Now each thread starts by allocating 400 byte of local space, copies the whole BigStruct to there (basically each thread making its own copy), and does the addition by reading from local memory.

It has a disastrous effect on performance: on 1M elements, the first kernel takes ~38 us, while the second takes ~3660 us (when k == 100) on my GTX 1080.

Is it a known issue? And is there any way to work around it, preferably without updating to a newer version of CUDA?

(I believe this affects the performance of pointwise operations in PyTorch for certain tensor dimensions, so it would be nice if I could work around it in CUDA 8.0.)
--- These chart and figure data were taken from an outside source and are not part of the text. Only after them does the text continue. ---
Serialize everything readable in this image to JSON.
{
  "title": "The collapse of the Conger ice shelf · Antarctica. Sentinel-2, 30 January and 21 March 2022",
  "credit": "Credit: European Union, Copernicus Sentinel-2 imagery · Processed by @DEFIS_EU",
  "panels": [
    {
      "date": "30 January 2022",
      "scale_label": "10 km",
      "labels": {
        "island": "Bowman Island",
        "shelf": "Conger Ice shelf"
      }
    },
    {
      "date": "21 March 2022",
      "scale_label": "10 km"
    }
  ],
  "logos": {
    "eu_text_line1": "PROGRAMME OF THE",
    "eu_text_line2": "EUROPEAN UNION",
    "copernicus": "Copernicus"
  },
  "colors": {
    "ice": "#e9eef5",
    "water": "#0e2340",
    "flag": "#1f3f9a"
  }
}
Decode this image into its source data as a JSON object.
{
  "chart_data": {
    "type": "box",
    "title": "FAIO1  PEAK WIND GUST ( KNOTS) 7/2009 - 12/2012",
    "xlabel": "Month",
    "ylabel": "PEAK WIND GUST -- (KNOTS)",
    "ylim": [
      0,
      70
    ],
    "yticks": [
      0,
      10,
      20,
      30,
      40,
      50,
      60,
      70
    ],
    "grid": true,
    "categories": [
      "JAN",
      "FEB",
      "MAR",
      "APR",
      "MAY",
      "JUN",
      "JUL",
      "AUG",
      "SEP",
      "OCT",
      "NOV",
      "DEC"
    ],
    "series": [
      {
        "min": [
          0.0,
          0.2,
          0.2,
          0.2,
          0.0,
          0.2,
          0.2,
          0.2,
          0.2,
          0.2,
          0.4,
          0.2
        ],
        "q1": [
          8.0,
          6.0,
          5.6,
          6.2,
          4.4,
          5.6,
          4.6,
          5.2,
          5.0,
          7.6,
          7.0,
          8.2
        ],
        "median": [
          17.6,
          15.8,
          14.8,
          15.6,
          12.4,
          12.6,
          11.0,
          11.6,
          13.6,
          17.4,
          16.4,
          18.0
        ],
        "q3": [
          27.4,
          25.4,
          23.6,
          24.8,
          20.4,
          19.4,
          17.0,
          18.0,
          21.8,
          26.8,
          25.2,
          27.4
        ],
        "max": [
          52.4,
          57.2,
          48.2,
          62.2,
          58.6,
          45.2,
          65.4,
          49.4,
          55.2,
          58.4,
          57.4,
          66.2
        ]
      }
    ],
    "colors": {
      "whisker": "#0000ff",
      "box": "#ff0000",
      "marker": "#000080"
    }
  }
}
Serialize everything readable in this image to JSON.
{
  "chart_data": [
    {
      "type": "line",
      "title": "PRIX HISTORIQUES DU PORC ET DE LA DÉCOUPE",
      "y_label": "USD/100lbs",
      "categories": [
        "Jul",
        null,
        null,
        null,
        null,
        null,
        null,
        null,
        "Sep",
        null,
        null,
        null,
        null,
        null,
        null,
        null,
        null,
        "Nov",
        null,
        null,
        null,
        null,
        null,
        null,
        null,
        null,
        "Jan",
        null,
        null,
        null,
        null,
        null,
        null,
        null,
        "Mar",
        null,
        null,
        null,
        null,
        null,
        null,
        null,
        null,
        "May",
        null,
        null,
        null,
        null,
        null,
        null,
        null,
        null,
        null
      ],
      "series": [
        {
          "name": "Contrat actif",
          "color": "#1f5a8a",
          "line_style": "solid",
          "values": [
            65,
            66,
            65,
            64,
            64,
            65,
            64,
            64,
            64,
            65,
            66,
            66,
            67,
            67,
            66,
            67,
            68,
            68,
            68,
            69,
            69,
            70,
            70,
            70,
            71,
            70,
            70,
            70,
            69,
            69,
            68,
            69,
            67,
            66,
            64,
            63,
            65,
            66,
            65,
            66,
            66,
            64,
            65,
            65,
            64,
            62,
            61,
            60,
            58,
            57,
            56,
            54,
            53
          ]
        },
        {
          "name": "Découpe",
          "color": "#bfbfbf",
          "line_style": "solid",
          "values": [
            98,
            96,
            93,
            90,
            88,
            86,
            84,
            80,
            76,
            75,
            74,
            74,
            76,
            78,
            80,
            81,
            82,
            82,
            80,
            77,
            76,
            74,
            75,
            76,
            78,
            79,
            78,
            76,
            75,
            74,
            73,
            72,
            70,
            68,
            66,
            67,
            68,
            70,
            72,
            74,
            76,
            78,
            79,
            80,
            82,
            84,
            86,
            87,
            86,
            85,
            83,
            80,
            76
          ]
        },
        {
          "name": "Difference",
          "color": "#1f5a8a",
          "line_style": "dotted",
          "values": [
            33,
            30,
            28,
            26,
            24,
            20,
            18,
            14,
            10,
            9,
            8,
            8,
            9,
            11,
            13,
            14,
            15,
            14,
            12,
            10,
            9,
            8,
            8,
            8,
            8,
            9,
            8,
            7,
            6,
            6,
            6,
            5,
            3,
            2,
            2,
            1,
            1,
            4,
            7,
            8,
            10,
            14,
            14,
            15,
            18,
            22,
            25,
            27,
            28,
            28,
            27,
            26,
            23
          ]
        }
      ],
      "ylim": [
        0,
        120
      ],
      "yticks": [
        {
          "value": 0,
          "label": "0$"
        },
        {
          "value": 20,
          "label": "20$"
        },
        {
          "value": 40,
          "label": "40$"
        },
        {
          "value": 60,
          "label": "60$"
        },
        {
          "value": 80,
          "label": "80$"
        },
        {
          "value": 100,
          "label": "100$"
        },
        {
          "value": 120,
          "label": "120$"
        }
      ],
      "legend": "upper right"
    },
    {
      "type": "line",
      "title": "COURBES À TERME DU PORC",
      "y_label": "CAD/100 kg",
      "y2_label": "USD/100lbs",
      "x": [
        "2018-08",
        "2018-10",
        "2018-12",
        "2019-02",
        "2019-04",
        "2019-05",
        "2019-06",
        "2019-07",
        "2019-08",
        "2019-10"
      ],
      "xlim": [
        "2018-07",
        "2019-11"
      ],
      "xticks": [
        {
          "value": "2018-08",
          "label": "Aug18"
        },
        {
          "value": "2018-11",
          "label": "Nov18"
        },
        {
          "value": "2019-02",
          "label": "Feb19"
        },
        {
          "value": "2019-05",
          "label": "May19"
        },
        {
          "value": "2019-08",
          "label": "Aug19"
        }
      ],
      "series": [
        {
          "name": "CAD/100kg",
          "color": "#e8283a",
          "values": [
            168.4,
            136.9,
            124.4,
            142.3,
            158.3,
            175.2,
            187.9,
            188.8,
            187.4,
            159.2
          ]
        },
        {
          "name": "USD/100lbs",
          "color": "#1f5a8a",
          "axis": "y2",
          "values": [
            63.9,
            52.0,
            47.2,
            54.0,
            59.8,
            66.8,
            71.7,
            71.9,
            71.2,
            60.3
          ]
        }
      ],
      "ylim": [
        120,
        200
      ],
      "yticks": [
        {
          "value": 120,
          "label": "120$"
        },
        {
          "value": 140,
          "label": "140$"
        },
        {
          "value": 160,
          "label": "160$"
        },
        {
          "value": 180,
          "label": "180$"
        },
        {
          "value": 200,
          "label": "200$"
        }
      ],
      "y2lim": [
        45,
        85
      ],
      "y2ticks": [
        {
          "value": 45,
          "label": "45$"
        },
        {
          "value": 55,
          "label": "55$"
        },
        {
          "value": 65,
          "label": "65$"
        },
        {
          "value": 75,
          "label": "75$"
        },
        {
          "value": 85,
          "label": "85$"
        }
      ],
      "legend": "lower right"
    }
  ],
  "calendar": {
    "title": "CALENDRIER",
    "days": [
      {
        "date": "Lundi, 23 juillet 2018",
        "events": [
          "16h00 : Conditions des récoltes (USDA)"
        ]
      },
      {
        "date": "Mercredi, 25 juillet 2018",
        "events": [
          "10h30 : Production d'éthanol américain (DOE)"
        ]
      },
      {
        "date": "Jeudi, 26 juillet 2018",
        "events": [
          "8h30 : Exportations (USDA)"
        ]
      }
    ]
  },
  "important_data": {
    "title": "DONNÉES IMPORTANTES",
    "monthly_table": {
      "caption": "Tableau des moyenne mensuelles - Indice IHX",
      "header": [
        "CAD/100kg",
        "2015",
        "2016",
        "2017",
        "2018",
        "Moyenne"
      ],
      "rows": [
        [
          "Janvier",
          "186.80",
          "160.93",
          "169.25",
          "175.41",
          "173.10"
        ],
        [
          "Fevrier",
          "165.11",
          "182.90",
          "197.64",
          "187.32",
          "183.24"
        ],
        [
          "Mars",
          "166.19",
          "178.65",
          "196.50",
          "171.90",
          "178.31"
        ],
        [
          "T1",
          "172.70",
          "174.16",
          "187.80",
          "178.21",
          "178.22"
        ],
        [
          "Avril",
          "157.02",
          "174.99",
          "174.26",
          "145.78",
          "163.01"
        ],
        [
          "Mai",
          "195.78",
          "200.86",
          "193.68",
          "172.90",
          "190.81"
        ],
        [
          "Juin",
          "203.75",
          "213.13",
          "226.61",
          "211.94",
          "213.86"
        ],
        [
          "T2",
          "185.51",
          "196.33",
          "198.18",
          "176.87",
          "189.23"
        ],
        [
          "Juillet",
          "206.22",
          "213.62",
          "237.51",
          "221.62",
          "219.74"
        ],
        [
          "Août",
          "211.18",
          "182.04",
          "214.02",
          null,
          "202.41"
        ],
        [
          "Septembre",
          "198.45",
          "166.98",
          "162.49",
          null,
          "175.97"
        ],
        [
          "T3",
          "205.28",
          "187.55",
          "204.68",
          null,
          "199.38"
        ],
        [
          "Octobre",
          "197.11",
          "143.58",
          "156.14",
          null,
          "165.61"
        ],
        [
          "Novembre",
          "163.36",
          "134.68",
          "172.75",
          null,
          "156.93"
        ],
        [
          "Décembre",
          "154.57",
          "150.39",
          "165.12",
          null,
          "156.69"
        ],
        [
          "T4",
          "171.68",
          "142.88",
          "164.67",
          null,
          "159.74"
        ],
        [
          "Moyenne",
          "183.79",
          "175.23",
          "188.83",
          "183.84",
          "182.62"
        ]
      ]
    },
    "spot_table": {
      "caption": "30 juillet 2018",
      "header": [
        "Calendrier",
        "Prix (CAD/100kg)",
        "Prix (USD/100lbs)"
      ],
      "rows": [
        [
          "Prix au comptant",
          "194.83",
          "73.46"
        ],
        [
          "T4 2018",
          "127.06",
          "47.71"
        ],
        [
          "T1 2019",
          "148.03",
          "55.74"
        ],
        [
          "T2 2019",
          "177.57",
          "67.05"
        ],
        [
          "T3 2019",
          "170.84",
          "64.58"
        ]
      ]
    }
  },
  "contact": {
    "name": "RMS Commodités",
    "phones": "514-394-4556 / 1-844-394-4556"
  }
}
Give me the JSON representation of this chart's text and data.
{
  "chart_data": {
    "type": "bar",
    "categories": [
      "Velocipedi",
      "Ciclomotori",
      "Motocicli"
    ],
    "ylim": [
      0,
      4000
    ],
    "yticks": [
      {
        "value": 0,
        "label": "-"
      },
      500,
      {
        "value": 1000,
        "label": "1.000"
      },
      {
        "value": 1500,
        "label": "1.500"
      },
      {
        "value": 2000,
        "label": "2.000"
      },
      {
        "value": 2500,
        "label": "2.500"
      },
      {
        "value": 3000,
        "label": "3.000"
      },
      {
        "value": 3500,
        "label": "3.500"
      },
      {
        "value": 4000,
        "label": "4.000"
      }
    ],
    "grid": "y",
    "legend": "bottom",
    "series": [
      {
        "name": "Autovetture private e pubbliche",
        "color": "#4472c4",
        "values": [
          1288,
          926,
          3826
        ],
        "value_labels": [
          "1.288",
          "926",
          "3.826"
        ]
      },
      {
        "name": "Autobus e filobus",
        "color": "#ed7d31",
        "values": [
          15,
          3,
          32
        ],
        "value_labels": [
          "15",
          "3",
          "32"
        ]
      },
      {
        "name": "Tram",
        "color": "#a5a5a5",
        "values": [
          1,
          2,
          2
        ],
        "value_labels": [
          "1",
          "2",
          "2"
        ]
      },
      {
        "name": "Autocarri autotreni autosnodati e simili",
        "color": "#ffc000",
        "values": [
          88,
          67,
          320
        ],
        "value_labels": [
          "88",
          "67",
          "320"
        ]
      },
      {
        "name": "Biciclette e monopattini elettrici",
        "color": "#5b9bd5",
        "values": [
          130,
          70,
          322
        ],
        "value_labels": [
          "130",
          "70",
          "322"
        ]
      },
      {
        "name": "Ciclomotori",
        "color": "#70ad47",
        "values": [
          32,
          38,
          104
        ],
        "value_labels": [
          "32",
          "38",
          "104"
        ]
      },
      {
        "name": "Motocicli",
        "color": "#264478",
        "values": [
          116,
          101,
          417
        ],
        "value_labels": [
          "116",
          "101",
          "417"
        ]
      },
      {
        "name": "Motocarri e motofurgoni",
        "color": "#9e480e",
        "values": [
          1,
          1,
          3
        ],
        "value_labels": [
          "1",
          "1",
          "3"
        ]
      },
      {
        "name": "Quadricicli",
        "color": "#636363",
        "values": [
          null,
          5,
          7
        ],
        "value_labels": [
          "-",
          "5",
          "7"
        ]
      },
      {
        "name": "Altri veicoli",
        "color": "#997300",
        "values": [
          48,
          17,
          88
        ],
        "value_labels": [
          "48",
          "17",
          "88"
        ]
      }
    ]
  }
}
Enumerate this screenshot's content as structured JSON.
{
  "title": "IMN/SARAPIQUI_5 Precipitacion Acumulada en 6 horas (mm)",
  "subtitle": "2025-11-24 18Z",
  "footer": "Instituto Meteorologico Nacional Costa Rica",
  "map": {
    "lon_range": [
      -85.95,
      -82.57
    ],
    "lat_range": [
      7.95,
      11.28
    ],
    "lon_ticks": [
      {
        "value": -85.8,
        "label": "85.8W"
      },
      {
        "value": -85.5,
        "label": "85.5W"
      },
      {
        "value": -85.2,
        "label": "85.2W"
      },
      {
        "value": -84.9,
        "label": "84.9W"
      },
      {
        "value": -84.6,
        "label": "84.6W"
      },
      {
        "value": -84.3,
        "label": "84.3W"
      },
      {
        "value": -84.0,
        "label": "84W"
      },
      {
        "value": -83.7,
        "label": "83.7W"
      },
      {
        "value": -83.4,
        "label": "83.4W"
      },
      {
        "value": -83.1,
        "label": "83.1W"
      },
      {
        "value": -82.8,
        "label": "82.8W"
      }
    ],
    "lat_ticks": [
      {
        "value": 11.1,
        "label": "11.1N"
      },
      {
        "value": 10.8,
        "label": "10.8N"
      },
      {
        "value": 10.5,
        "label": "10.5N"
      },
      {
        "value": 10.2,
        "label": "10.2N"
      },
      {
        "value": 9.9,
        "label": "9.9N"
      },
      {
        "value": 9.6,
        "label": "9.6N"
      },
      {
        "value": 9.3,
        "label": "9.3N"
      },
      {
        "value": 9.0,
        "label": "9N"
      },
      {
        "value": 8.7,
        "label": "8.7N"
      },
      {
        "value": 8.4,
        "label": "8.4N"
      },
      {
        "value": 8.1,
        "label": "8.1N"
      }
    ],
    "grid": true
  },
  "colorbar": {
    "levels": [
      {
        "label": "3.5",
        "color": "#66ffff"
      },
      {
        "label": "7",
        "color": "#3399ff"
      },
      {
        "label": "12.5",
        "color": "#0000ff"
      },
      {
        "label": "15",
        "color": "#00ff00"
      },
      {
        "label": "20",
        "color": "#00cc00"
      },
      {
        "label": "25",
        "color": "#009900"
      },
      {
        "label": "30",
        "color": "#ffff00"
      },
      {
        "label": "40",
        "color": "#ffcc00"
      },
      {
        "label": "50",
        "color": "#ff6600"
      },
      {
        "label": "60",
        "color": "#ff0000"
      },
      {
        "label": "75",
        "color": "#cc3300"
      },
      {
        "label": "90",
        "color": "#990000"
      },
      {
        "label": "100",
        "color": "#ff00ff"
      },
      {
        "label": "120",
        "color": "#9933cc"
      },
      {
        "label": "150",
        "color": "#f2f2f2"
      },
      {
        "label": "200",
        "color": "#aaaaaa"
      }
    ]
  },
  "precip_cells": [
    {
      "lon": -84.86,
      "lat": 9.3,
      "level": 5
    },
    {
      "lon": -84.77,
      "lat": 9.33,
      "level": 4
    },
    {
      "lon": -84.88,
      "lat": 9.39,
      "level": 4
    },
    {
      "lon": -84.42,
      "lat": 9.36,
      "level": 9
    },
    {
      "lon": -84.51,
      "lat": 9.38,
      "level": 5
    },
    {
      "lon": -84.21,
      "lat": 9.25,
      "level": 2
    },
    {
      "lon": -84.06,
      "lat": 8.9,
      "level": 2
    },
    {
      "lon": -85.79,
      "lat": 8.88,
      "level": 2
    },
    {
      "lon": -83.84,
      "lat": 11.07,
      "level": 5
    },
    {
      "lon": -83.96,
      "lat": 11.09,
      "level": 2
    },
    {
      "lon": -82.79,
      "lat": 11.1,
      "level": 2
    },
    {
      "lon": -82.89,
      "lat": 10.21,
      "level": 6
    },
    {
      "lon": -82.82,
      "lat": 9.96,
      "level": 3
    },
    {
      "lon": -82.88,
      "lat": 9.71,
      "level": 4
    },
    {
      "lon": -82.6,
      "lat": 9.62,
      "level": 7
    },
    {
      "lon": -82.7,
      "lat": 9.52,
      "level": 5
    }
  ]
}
  • My CUDA version is 8.0:
nvcc: NVIDIA (R) Cuda compiler driver
Copyright (c) 2005-2016 NVIDIA Corporation
Built on Tue_Jan_10_13:22:03_CST_2017
Cuda compilation tools, release 8.0, V8.0.61

I would claim that passing large structs in or out of any function (including a kernel) constitutes abuse of function-calling conventions, on any platform. For large data, pass a pointer instead.

You could always file an enhancement request with NVIDIA (via the regular bug reporting form, prefix the synopsis with “RFE:”), but my hunch is that the response from NVIDIA’s compiler engineers would be similar to my response above.

Well, the difference is less dramatic, but the same thing happens if “BigStruct” has eight elements instead of 100. (Now it’s only ~5 times slower, instead of ~100 times.)

I think it’s reasonable to consider a 32-byte argument a legitimate use of an ABI.